204 were physically abused and 103 were sexually abused, 134 were male, 160 were females, and 13 were of unknown gender.  

According to the California Child Welfare Indicators Project during year 2021, 28,734 children in San Bernardino County alleged they were maltreated, of that amount 4,853 were Black, 5,669 were white, 16,148 were Hispanic, 547 were Asian, 95 were Native American, and 1,422 did not report their race.  

One physical abuse case resulted in the death of a child was investigated in 2022.  While the grand jury only received data through May for 2022, they noted the 2022 data was trending toward a potential annual decrease.  

The grand jury credited CFS with the creation of Risk Assessment Meetings (RAMs) and the OCI unit in 2018, measures they find as reactive.  

RAMs include two CFS supervisors, one social worker, CFS management, and sometimes law enforcement, and/or the foster child, if appropriate, to discuss what went wrong, find solutions and plan a path forward. 

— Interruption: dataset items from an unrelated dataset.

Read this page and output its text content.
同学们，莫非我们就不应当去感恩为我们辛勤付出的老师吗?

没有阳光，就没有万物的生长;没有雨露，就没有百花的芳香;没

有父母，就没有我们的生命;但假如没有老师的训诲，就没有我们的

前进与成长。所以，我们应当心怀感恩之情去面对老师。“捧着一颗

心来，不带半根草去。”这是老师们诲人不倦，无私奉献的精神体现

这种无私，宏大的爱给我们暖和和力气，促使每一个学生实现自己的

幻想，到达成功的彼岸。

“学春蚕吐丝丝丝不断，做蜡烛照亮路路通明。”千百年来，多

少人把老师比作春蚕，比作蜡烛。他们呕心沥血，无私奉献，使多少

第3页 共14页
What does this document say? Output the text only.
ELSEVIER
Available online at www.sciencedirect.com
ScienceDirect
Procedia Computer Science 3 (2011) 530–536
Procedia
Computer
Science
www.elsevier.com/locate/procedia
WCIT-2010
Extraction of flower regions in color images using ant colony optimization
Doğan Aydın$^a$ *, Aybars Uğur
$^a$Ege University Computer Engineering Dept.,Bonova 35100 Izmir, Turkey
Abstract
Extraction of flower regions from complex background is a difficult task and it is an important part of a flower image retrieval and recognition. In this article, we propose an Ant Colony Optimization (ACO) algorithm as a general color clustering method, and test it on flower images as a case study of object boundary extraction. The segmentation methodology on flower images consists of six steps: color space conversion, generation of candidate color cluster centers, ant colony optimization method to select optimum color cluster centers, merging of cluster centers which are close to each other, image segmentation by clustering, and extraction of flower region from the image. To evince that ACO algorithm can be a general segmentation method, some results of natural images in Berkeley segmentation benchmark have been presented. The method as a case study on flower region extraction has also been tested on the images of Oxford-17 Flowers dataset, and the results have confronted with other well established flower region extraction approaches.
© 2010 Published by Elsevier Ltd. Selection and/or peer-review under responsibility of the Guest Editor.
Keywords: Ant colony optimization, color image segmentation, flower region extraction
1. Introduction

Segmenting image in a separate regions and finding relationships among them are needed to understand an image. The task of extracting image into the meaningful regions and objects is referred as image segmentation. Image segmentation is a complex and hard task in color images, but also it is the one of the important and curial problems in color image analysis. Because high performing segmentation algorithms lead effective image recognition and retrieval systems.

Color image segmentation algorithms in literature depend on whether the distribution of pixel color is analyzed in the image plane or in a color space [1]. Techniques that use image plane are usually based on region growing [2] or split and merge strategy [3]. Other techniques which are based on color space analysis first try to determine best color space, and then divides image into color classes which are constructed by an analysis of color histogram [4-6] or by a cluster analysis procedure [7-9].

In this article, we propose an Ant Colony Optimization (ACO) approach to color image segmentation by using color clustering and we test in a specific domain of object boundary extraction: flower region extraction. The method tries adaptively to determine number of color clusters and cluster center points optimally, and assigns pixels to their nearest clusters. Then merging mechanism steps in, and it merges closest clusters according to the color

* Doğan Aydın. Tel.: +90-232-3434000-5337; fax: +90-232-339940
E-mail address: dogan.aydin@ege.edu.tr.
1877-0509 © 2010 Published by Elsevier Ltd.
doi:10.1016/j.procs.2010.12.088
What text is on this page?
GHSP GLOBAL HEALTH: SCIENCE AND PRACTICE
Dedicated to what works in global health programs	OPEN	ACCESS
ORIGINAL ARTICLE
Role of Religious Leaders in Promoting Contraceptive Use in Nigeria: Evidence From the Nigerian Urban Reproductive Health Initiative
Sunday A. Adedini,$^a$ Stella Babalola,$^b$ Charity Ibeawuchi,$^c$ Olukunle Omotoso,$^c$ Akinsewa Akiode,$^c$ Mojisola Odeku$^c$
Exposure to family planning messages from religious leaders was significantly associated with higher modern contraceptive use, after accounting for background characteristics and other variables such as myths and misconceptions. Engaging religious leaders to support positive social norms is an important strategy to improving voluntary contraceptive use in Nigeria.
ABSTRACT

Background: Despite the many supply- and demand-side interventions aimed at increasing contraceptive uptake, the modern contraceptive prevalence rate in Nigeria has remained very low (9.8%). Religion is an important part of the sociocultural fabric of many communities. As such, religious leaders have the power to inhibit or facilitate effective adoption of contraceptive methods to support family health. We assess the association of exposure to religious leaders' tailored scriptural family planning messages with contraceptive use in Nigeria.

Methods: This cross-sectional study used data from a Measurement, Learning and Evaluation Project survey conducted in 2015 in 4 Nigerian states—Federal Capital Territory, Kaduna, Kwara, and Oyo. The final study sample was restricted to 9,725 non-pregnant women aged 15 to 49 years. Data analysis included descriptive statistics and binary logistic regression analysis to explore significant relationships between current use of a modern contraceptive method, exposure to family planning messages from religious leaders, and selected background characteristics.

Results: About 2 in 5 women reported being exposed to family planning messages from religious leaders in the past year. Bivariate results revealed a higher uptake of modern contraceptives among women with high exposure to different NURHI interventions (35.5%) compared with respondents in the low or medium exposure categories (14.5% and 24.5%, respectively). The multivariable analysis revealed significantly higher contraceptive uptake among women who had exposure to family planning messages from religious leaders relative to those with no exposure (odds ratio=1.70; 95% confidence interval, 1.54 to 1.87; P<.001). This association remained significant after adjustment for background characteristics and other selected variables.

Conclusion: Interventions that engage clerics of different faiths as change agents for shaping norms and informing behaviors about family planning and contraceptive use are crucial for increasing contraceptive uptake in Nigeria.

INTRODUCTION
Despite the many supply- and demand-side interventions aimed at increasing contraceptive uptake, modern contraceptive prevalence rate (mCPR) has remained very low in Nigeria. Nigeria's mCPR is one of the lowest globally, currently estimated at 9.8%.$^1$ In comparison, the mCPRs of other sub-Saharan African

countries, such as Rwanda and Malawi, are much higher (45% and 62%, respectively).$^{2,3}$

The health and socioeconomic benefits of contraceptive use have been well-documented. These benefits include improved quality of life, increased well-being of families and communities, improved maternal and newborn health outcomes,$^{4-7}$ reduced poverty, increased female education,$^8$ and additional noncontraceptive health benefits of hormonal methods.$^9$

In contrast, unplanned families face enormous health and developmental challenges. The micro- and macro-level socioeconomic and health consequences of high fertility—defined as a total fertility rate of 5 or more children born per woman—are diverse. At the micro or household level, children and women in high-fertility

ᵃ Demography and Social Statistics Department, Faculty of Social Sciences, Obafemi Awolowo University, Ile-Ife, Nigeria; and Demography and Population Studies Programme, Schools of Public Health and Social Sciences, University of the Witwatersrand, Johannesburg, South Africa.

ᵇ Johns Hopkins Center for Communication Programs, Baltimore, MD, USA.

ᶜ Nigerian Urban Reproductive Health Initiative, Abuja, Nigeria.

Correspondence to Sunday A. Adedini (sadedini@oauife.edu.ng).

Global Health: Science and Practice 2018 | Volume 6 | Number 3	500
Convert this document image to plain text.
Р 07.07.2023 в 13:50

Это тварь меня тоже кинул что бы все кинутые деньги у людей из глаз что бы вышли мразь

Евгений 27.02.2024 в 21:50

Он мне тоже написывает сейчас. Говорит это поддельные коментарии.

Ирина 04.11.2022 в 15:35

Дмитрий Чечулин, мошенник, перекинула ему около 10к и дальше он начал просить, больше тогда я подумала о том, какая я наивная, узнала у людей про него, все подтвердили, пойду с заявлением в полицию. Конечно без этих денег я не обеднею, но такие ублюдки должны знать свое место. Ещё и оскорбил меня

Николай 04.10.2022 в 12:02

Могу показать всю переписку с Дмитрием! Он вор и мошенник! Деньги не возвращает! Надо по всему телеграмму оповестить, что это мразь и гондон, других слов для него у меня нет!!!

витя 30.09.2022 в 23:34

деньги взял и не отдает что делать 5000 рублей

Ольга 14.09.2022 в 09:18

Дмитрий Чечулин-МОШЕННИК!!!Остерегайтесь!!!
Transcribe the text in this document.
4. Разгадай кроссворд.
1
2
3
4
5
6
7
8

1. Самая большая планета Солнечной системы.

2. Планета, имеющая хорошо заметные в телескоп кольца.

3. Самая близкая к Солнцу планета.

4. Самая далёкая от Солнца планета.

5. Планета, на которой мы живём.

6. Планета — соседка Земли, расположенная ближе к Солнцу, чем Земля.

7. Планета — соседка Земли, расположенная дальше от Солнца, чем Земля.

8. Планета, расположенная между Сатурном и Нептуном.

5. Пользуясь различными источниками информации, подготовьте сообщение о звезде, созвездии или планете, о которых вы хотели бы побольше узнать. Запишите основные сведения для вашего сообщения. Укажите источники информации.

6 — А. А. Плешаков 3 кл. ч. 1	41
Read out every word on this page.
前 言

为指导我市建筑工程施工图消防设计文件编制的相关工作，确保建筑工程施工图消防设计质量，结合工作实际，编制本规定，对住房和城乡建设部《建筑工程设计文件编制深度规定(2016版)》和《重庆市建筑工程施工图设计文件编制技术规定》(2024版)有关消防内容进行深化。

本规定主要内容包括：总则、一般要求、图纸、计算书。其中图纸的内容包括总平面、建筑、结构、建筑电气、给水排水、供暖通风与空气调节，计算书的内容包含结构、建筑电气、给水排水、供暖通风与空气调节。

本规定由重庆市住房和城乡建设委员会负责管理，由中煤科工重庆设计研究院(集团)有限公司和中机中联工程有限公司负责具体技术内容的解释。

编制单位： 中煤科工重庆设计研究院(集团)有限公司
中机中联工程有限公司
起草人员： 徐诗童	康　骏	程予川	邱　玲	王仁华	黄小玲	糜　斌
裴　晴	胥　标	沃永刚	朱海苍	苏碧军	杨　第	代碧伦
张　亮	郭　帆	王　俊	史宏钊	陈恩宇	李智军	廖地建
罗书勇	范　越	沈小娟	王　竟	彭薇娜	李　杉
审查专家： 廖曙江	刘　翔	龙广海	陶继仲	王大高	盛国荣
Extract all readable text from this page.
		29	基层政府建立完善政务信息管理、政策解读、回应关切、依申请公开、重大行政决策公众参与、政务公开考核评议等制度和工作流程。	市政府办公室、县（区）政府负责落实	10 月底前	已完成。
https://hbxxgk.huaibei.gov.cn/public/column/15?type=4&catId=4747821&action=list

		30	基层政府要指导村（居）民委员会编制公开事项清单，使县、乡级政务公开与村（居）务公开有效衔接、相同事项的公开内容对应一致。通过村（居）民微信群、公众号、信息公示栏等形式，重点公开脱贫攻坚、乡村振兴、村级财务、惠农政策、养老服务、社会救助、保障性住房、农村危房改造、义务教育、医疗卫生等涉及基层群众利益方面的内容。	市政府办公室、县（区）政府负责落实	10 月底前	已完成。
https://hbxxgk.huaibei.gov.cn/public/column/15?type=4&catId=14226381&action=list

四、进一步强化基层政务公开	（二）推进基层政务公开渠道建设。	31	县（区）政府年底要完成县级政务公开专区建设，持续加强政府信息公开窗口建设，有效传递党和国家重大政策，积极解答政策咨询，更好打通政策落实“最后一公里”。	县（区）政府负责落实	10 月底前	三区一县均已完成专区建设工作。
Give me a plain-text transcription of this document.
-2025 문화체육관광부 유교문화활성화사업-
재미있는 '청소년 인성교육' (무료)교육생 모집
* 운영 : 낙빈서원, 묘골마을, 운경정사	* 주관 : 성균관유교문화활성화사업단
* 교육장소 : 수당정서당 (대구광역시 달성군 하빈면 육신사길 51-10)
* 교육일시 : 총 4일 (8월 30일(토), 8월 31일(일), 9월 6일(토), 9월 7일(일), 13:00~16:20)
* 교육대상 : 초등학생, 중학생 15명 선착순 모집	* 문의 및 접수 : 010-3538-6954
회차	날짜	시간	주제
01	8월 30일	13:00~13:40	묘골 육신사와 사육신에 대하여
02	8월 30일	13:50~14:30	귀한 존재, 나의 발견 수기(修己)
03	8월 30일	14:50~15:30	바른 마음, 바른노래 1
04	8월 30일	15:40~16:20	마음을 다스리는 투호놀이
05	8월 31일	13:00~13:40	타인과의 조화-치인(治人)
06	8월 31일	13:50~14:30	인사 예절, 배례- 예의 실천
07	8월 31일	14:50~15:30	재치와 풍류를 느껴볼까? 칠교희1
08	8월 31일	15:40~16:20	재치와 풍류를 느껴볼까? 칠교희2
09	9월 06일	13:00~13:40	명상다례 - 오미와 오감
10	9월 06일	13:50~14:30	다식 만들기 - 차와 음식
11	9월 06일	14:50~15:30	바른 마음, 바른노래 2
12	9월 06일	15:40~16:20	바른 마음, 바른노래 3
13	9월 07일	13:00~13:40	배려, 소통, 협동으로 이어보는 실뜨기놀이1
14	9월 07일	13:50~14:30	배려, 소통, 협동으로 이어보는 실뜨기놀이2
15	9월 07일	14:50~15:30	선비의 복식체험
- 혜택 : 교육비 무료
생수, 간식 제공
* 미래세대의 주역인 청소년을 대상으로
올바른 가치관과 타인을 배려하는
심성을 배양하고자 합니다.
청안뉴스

The OCI unit investigates ‘open cases’ of alleged abused foster children generated by complaints from the hotline, social workers, teachers, other adults, children, law enforcement, medical personnel and others.  The OCI unit removes social workers from investigating their own cases, providing more eyes on the alleged abuses, and a higher level of assessment and effectiveness.   

CFS conducts criminal background checks, carries out interviews, completes a DMV check once per year on prospective resource foster parents, and conducts physical inspections of prospective settings, but those measures, the grand jury noted do not extend to visitors to the home, risk factors found to have contributed to many of the substantiated sexual and physical abuse cases.  

Another concern of the grand jury was learning that there are no temporary shelter facilities in San Bernardino County where already traumatized children could go to have a place to feel safe, instead foster children are housed at the offices of CFS during the search for placement.  

The grand jury examined the role of several other public/private agencies involved in the foster care system such as The Children’s Assessment Center, the Foster Family Agency, the Children’s Network, the Children’s Fund, and Loma Linda University Children’s Hospital.  

The grand jury spoke of the lack of an integrated virtual environment where data collection systems kept by CFS and law enforcement would have the inter-department ability to reflect and statistically track every foster child abuse allegation and investigation.  Another concern of the grand jury was the lack of a statewide database of similar information to make it less likely that foster children would be placed in abusive settings.   

The grand jury discovered that the San Bernardino County Sheriff Department does not separately identify or differentiate foster children abuse cases from other types of child abuse cases and as a result cannot determine how many instances of actual abuse of foster children has occurred in San Bernardino County.    

“Law enforcement needs to classify reports indicating that these reports are part of the foster children care system so they can be tracked and evaluated,” the grand jury recommended as well as quarterly meetings between CFS and SBCSD to review foster child abuse cases.    

The grand jury found CFS has no local accountability, operates behind an air of confidentiality, and that there is a critical need for an independent ‘checks and balances’ system to oversee CFS, and without such oversight any accountability for their actions is extremely difficult.  The grand jury recommended the county form, authorize and empower such an independent oversight commission to ensure that foster children are provided the level of care expected by the people of San Bernardino County.    

The grand jury reported evidence established that foster children in San Bernardino County are vulnerable to significant risks that in an alarming number of instances have led to abuses and further traumatization.  The Grand jury found that most actions taken were reactive not proactive, concluding children are still vulnerable to abuse.